Déflation, inégalités sociales, populismes, guerres : autant de fléaux qu’il est urgent de conjurer. La paix et la prospérité ne sont pas acquises.
Le capitalisme universel a surmonté le terrible choc de 2008, grâce à la mobilisation intensive de la politique monétaire et au plan de relance keynésien planétaire engagé en 2009. La croissance économique mondiale fluctue autour de 3 %. Les États-Unis enregistrent leur septième année d’expansion et sont en situation de plein-emploi, comme l’Allemagne et le Royaume-Uni, tandis que la production industrielle avait chuté de 37 % et le chômage touché 25 % de la population active en 1932. Le protectionnisme a été contenu par le G20 alors que les échanges s’effondrèrent des trois quarts au cours de la décennie 1930. Les régimes totalitaires du XXe siècle ont disparu. L’État islamique n’est pas l’Allemagne nazie et l’autocratie russe de Poutine diffère profondément de l’URSS de Staline.
Pourtant, le spectre des années 30 hante notre époque. Nous sommes en effet confrontés à quatre grandes forces qui contribuèrent à la tragédie de l’entre-deux-guerres :
- Au plan économique, la déflation est de retour avec une hausse des prix inférieure à 2 % dans le monde et nulle dans le monde développé. Elle crée la menace d’une spirale à la baisse de l’activité et de l’emploi, des revenus et de l’investissement. Il existe des sources de croissance avec l’essor des pays du Sud, l’ère des données ou la transition écologique. Mais la croissance demeure bridée par le vieillissement démographique, le poids des dettes, la faiblesse des gains de productivité.
- Au plan social, la stagnation des salaires, la montée des inégalités, le choc de la révolution technologique qui pourrait détruire la moitié des emplois d’ici à 2030 atomisent les classes moyennes. Celles-ci ne rassemblent plus que moins d’un Américain sur deux ; un sur cinq vit au-dessous du seuil de pauvreté. Le monde continue à compter plus de 200 millions de chômeurs.
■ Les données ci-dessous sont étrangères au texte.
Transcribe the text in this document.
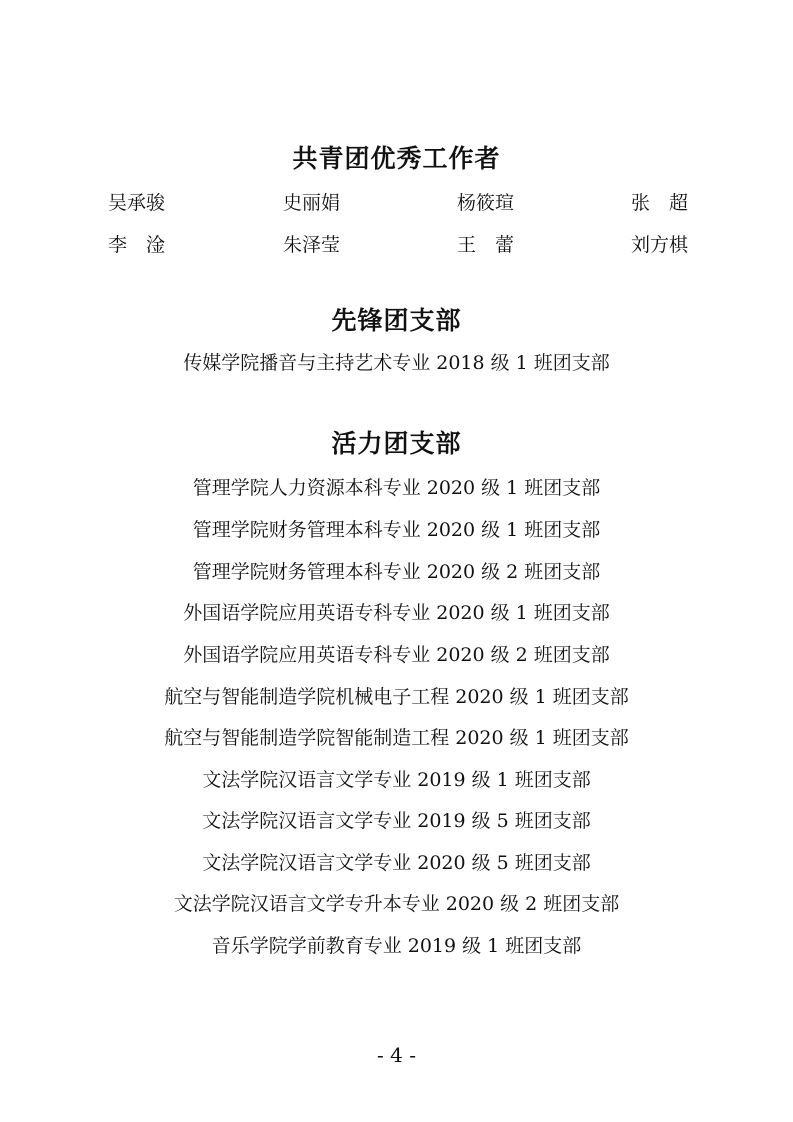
共青团优秀工作者
吴承骏	史丽娟	杨筱瑄	张　超
李　淦	朱泽莹	王　蕾	刘方棋
先锋团支部
传媒学院播音与主持艺术专业 2018 级 1 班团支部
活力团支部
管理学院人力资源本科专业 2020 级 1 班团支部
管理学院财务管理本科专业 2020 级 1 班团支部
管理学院财务管理本科专业 2020 级 2 班团支部
外国语学院应用英语专科专业 2020 级 1 班团支部
外国语学院应用英语专科专业 2020 级 2 班团支部
航空与智能制造学院机械电子工程 2020 级 1 班团支部
航空与智能制造学院智能制造工程 2020 级 1 班团支部
文法学院汉语言文学专业 2019 级 1 班团支部
文法学院汉语言文学专业 2019 级 5 班团支部
文法学院汉语言文学专业 2020 级 5 班团支部
文法学院汉语言文学专升本专业 2020 级 2 班团支部
音乐学院学前教育专业 2019 级 1 班团支部
- 4 -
- Au plan politique, les démocraties sont paralysées par la colère de leurs citoyens devant l’impuissance de leurs institutions et dévastées par la poussée des partis populistes qui achèvent de les diviser. L’Europe est menacée d’éclatement par le Brexit et plus encore la crise des migrants, qui a fait exploser le couple franco-allemand. La perte de confiance des citoyens des démocraties va de pair avec la fascination d’une partie de leur jeunesse pour le djihad et des partis populistes pour les démocratures. La condition première est de rompre avec l’illusion que la liberté, la prospérité et la paix sont acquises.
- Au plan stratégique, l’ordre de l’après-Guerre Froide bascule dans le chaos. Les passions nationalistes et le fanatisme religieux se déchaînent. La guerre effectue un retour en force, alors que les États-Unis ne veulent plus être le gendarme du monde, ouvrant un formidable espace à l’État islamique et aux ambitions des nouveaux autocrates chinois, russe et turc. L’Europe reste incapable d’assurer sa sécurité. Il est donc grand temps de tirer les enseignements de la catastrophe des années 30.
La priorité doit être donnée à la lutte contre la déflation. Jacques Rueff affirmait qu’« il n’est pour une économie pire danger que l’inflation, à l’exclusion toutefois de la déflation ». La sortie de récession du capitalisme universel ne doit pas être confondue avec la sortie de crise. Les banques centrales ont fait leur travail. Il reste aux États à assumer leurs responsabilités. Or, pour l’heure, c’est la Chine qui réforme de la manière la plus efficace son modèle économique. La vitalité américaine est admirable, mais il n’est pas possible de moderniser une nation libre sans leadership et sans projet politiques.
La politique doit donc se réconcilier avec l’action pour restaurer sa crédibilité. Elle doit se décliner en vision et non pas en catalogue de mesures, en projet et non en postures, en responsabilité et non en séquences de communication. Les passions collectives peuvent être désarmées à condition de montrer que le progrès par la réforme est à portée de main. Les institutions démocratiques peuvent être revitalisées par les nouvelles technologies. Le capitalisme a vocation à être stabilisé par des accords croisés entre les grands pôles qui le structurent. L’État islamique sera vaincu par une stratégie associant riposte militaire, alignement des intérêts diplomatiques, répression économique et financière, lutte cybernétique et idéologique.
La condition première consiste à rompre avec l’illusion que la liberté, la prospérité et la paix sont acquises. Churchill rappelait qu’« un peuple qui oublie son passé se condamne à le revivre ». Cessons d’être tétanisés par nos peurs et mettons-nous au travail pour conjurer le retour des fléaux des années 30.